Drift to low performance
Another trap comes from the gradual decline of quality over time. Many ecosystems, like our carbon emissions, suffer from something akin to the subtle drift to low performance. The amount of pollution we emit changes with the seasons, but throughout the course of a year we are always consuming more carbon than our environment is capable of replenishing; and contributing more pollution than our environment is able to cleanse.
The swings are not radical—or even sometimes noticeable. These slight variations can come when we promise small improvements on a feature in addition to the planned work for the following week. We want to do what’s best for our clients, and sometimes that means doing a little extra. However, over time those small additions that seem negligible will slowly add up to a big weight of technical or feature debt. We will be struggling just to keep up, and the quality of our code will reflect that.

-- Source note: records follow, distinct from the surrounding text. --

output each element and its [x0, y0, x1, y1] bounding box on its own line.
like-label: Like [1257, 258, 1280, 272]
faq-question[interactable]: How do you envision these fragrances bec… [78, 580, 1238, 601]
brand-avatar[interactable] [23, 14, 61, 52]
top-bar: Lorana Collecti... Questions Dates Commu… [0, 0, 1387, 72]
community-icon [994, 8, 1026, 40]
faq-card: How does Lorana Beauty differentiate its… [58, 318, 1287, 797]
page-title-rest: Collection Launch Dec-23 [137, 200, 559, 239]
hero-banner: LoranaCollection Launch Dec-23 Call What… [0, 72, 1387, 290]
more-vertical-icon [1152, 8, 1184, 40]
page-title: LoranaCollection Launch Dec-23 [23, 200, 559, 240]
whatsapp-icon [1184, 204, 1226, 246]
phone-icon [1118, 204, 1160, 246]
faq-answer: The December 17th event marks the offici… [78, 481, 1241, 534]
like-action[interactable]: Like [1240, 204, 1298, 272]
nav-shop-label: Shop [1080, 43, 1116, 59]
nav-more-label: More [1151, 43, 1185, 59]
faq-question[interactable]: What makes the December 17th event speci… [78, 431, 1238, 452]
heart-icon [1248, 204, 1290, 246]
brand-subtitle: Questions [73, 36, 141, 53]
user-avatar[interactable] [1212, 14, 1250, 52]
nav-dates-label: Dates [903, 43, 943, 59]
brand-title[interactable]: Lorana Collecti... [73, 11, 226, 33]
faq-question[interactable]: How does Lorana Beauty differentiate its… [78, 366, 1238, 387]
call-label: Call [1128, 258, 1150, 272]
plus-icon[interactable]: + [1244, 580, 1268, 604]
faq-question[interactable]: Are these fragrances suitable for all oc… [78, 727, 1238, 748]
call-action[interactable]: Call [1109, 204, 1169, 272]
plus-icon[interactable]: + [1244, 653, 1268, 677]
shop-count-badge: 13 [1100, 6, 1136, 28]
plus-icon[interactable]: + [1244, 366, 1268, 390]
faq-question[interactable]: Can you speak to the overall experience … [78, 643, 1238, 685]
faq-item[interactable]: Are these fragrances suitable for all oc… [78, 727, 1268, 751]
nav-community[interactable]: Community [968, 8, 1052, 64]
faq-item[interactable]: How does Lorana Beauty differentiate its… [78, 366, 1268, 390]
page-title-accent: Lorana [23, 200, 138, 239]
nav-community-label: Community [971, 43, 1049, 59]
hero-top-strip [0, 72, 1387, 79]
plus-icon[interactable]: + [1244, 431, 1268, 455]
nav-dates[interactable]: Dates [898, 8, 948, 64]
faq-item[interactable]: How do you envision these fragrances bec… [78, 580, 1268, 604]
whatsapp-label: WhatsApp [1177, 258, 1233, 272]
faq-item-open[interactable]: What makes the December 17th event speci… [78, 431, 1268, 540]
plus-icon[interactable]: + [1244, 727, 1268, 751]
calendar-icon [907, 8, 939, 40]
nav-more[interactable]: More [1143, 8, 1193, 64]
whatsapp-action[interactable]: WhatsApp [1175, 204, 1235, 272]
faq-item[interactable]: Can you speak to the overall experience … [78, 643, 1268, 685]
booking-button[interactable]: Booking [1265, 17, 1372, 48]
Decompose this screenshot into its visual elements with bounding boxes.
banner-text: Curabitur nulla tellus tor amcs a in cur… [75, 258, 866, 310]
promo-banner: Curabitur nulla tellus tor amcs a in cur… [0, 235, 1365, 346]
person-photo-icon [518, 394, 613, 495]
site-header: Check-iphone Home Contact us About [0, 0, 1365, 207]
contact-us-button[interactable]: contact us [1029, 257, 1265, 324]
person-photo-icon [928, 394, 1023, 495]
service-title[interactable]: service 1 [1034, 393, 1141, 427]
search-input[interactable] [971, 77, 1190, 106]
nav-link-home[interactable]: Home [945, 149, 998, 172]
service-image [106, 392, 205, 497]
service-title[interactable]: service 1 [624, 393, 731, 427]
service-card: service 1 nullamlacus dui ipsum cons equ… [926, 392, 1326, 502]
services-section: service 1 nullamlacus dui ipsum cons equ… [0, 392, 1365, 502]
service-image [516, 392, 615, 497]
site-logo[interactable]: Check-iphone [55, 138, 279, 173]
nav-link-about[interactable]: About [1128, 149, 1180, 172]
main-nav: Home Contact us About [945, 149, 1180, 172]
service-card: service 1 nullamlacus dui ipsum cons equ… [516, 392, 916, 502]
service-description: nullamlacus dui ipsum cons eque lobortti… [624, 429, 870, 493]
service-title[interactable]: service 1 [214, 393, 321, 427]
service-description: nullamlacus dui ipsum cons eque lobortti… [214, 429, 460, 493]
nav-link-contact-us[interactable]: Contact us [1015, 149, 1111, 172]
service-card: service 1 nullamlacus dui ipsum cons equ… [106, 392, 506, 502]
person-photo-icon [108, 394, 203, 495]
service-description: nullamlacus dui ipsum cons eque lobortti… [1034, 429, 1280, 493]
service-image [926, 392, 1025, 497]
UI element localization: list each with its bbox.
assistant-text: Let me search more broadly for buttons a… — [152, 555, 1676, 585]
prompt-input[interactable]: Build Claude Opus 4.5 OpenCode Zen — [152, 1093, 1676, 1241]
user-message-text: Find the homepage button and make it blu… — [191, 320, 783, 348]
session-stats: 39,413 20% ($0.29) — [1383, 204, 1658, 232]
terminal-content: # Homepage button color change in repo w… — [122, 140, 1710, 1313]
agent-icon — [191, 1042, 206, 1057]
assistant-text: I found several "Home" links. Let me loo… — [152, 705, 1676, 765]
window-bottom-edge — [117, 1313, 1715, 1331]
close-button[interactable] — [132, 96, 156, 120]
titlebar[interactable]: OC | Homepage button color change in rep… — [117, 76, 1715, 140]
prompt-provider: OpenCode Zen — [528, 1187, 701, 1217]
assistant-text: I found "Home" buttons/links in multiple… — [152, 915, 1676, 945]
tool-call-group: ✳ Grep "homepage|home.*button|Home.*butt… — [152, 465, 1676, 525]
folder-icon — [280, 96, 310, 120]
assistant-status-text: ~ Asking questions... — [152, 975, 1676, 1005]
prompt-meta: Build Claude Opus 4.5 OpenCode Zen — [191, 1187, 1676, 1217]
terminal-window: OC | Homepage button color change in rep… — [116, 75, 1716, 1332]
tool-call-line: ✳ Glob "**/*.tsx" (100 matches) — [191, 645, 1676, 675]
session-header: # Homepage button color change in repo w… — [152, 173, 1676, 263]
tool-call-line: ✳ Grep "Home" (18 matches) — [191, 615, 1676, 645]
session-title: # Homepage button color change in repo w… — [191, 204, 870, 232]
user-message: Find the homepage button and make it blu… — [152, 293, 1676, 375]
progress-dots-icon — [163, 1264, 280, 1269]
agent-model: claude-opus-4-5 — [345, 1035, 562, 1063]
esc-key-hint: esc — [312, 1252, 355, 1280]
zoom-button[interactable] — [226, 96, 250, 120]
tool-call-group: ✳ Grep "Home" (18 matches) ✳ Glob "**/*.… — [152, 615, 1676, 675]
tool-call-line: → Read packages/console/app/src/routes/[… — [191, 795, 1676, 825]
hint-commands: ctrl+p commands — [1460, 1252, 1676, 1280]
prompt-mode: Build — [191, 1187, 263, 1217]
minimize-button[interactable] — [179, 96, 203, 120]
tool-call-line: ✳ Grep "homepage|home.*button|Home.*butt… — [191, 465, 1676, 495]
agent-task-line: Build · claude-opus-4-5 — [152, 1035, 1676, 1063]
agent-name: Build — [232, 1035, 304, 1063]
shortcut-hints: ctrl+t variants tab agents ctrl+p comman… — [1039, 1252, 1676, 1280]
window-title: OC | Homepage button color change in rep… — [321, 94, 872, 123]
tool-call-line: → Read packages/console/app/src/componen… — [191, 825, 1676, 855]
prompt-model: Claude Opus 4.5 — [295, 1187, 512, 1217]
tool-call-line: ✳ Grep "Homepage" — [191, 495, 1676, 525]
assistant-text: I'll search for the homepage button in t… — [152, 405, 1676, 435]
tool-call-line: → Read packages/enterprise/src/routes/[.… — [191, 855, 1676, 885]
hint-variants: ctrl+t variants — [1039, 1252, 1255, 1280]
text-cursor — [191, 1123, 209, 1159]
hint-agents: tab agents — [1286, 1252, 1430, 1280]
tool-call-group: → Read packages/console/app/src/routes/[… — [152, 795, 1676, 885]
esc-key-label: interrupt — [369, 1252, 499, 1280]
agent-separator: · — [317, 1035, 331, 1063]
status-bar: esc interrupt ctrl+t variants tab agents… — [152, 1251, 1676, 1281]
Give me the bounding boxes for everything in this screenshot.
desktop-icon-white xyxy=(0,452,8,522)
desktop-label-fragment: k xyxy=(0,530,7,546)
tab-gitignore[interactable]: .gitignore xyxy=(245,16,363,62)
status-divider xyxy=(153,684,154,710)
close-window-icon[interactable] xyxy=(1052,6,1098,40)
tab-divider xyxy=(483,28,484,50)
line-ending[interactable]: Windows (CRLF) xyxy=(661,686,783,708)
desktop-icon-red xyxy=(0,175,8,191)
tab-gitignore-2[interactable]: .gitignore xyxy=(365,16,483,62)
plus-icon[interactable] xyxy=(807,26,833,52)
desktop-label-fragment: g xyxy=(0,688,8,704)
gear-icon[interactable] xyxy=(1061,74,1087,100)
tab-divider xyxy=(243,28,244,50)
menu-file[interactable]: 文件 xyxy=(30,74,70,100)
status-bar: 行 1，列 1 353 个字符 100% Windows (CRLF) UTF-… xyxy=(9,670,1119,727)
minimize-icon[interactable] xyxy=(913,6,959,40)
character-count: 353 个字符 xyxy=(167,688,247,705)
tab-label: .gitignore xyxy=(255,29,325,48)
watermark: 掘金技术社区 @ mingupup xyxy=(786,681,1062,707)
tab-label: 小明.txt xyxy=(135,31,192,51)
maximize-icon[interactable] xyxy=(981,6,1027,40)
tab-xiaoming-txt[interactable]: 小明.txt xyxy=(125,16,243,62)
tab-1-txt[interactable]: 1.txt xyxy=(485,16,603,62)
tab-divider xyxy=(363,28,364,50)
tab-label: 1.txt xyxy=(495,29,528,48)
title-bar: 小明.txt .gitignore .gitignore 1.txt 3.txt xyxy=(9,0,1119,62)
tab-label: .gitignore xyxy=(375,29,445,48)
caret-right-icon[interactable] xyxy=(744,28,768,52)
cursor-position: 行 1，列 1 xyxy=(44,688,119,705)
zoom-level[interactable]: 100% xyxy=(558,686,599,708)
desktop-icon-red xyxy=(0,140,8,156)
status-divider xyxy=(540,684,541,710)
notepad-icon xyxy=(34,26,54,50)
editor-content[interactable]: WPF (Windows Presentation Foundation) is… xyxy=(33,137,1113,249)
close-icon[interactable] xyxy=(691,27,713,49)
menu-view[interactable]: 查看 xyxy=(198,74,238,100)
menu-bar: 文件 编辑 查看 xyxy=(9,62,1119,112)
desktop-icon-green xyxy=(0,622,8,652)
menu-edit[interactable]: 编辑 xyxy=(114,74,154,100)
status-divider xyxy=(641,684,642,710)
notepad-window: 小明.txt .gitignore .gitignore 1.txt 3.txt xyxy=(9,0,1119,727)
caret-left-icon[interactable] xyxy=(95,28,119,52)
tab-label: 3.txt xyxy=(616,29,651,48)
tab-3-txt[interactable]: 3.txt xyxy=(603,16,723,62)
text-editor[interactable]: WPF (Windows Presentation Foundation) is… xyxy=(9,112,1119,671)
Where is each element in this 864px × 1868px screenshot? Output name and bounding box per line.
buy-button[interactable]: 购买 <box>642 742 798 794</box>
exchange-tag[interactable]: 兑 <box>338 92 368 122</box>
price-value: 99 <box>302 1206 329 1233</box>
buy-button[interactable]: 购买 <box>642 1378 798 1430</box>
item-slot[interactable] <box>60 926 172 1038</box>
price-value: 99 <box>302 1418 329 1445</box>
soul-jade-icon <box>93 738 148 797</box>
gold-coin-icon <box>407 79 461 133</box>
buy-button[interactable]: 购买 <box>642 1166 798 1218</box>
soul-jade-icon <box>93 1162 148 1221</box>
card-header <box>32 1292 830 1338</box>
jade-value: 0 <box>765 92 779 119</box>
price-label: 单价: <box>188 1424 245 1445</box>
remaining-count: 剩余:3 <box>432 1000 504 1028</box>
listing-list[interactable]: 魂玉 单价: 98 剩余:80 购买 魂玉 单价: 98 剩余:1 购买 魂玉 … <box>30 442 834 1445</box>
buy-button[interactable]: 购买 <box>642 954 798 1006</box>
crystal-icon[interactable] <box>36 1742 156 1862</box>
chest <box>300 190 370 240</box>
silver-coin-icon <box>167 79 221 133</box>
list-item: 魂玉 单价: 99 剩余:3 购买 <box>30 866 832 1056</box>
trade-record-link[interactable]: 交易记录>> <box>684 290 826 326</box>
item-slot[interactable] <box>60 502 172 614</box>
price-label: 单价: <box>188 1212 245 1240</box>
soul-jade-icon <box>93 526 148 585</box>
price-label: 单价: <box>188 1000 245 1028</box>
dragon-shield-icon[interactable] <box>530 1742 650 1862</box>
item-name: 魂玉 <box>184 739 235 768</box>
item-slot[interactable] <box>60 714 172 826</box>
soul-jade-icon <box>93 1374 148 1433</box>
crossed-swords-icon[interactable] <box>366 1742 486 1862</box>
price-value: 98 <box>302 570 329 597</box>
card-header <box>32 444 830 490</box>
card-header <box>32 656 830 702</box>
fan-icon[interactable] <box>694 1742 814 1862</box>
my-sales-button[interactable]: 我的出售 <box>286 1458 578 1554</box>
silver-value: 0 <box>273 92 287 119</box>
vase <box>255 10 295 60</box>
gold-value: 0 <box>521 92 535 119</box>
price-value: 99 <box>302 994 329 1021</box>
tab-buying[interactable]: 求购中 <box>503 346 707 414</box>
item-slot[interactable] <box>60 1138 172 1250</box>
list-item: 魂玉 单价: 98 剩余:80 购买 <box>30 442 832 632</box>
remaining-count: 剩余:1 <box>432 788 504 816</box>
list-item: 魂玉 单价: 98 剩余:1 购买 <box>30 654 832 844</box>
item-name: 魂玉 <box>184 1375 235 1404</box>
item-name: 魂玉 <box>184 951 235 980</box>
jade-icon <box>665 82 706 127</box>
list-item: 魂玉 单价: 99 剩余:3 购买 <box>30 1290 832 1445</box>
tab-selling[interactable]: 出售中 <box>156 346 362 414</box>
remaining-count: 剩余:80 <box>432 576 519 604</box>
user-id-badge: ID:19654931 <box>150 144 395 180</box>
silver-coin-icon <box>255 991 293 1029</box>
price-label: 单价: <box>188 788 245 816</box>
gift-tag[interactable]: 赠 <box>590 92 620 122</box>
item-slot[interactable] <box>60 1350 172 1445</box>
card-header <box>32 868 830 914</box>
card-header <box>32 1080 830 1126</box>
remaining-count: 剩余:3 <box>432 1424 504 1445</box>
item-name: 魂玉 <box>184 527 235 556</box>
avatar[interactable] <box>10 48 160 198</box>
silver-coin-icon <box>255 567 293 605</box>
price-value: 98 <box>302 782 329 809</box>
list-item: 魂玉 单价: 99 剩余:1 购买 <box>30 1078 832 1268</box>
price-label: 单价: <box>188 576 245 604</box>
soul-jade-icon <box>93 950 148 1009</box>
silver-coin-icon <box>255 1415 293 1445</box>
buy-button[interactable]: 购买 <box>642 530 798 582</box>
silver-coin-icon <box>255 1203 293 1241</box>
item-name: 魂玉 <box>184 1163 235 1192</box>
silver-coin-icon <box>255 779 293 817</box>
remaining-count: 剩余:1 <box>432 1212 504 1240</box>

The opposite of this trap is to be steadily improving. The better you understand and manipulate your swings, the higher your valleys become. It’s not as difficult to rebound to writing high quality code. Over time, this will normalize. When the worst you produce is high quality code, you have the opportunity to innovate and expand in new ways. You can train yourself to be able to work harder, longer. You can replenish your energy levels while still writing code at a high level.
Sustainable pace was Extreme Programming’s solution to the short-sightedness of over-working ourselves to meet a deadline. The goal was to make sure everyone has the energy to take her or his time and think through every problem thoroughly, minimizing the likelihood of adding bugs and vulnerabilities to a system. The faster we go, the more likely we are to lose sight of the broader impacts our decisions can have.
However, sustainable pace is defined individually. Each craftswoman or craftsman has her or his own threshold at which quality reduces, and it even changes with the level of engagement on the problem. Certain activities are more exhausting to me than others, and I need to be conscientious of that when scheduling my days. It is important to take the time for reflection and self-measurement to know where these limits are.
As a society, we’ve observed a decline in productivity after 40 hours. Some of us are able to go longer without observing a negative impact on either our work quality or quality of life. However, it’s still important that we keep our work habits in check, because oftentimes we won’t realize our productivity is fading until we’re entirely burnt out. In this case, 40 hours is a good benchmark to stop and self-reflect on your energy levels and attentiveness. Is your productivity remaining stable, and are you continuing to make intelligent decisions? I have rarely seen the type of exhaustion that reduces quality at 40 hours, but it is still a useful measuring stick to be able to reference.